The hyperinsulinemic clamp was used as described previously (8). Rats were anesthetized with an intraperitoneal injection of sodium pentobarbital (55 mg/kg body wt). Polyethylene (PE50; Intramedic) cannulas were inserted into the carotid artery for arterial blood sampling and measurement of arterial blood pressure (Transpac IV pressure transducer; Abbott Critical Systems) and into both jugular veins for intravenous infusions. A tracheotomy tube was placed, and the animals breathed spontaneously throughout the experiment. The femoral vessels in the left leg were exposed by an 1.5-cm incision through the skin overlaying the vessels. The femoral artery was carefully separated from the femoral vein and saphenous nerve. The epigastric vessels were ligated, and a time transit flow probe that measured blood flow continuously by ultrasound (VB series 0.5 mm; Transonic Systems) was positioned over the femoral artery. The flow probe was interfaced through a flow meter to an IBM-compatible computer. Femoral blood flow, arterial blood pressure, and heart rate were continually measured using Windaq data acquisition software (Dataq Instruments). The animal was maintained under anesthesia for the duration of the experiment with aqueous sodium pentobarbital (0.6 mg · min-1 · kg-1) via the carotid artery. A heat lamp positioned above the rat maintained the rats body temperature.
Experimental protocols.
After a 60-min stabilization period following completion of the surgical procedure, rats were divided into two groups. Group 1 animals received either normal saline (10 µl/min, n = 6) or insulin (3.0 mU · min-1 · kg-1, n = 9) intravenously while maintaining blood glucose at baseline via a variable-rate infusion of 30% dextrose.
For the current study, MV and flow velocity were assessed with CEU at baseline and after 120 min of infusion. In addition, 1-MX metabolism was determined at the end of the 120-min infusion. In group 2 animals (n = 5), the time course of insulins action on microvascular blood volume and velocity were assessed by CEU. Measurements were performed at baseline and at 30 and 90 min after initiating insulin infusion. These time points were selected to reflect times at which plasma insulin concentration increases most markedly after a meal (12,13).

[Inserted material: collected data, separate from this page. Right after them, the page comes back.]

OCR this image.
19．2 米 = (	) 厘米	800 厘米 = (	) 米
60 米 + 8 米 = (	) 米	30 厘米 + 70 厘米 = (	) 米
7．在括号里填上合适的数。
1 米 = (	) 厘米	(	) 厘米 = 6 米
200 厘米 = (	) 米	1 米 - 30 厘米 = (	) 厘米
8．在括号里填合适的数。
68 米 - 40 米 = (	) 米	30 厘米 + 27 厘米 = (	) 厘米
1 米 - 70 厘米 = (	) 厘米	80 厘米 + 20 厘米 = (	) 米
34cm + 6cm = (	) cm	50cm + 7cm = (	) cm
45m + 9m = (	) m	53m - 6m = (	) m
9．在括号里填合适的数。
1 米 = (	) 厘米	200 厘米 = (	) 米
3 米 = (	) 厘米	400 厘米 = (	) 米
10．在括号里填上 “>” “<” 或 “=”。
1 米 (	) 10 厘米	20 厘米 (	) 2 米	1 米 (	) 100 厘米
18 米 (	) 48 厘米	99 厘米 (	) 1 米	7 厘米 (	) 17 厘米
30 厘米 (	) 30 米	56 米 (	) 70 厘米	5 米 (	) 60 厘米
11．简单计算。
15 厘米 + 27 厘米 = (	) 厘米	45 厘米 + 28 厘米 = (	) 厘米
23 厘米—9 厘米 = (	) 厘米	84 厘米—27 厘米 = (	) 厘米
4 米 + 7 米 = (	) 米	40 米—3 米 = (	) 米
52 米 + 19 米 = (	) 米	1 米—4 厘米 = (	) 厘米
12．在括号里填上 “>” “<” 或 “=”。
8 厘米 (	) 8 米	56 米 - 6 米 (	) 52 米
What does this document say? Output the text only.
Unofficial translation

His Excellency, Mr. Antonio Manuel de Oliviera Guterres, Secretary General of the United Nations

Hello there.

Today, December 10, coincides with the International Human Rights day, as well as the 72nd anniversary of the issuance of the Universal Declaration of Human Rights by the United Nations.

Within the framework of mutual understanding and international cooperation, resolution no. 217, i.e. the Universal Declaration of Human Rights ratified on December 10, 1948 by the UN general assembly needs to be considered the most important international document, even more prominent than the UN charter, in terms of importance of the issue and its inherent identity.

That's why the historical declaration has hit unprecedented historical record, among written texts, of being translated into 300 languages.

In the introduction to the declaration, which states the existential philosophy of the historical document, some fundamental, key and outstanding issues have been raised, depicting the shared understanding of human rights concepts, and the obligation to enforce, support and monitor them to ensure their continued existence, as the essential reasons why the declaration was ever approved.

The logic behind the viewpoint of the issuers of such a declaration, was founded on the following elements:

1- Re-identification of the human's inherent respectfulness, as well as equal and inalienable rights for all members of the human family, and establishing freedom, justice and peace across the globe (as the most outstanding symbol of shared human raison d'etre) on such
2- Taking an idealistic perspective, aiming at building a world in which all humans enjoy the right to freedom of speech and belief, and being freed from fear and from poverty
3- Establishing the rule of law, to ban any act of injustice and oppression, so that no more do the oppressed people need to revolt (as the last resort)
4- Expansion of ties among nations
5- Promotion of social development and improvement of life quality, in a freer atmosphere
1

Glucose (30% wt/vol solution) was infused at a variable rate into all insulin-treated animals to maintain euglycemia, and arterial blood glucose was monitored every 10 min for the first hour and then every 15 min for the rest of the study, using an Accu-Chek blood glucose monitoring system (Roche, Indianapolis, IN).
CEU.
CEU has been used extensively in the past to measure microvascular flow in the myocardium (14,15,16). Estimates of microvascular flow using CEU have been validated using 11-µm radiolabeled microspheres to show that there is a strong correlation between the two techniques (r = 0.96, P < 0.001) (14). The technique was modified for its use for the rat as follows: a linear-array transducer interfaced with an ultrasound system (HDI-5000; ATL Ultrasound) was positioned over the right leg of the rat and secured for the course of the experiment. The adductor magnus and semimembranosus muscles of the hindlimb were imaged in short-axis with intermittent harmonic imaging at a transmission frequency of 3.3 MHz. The mechanical index ([peak negative acoustic pressure] x [frequency]-1/2), a measure of acoustic power, was set at 0.9. The acoustic focus was set at the mid-portion of the muscle group. Gain settings were optimized and held constant. Data were recorded on 1.25-cm videotape using a S-VHS recorder (Panasonic MD830; Matsushita Electric). Albumin microbubbles containing octafluoropropane gas (Optison; Mallinckrodt Medical) were infused intravenously at 120 µl/min for the duration of data acquisition. The acoustic signal that is generated from the microbubbles exposed to ultrasound is proportional to the concentration of microbubbles within the volume of tissue being imaged. Essentially, all microbubbles within the ultrasound beam are simultaneously imaged and destroyed in response to a single pulse of high-energy ultrasound (14). As the time between successive pulses is prolonged, the beam becomes progressively replenished with microbubbles (14). Eventually, the beam will be fully replenished, and further increases in the time between each pulse will not affect microbubble signals in tissue (Fig. 1). The rate of microbubble reappearance within the ultrasound beam provides an indication of microvascular flow velocity (ß), and the plateau video intensity reached at long pulsing intervals provides a measurement of MV (14).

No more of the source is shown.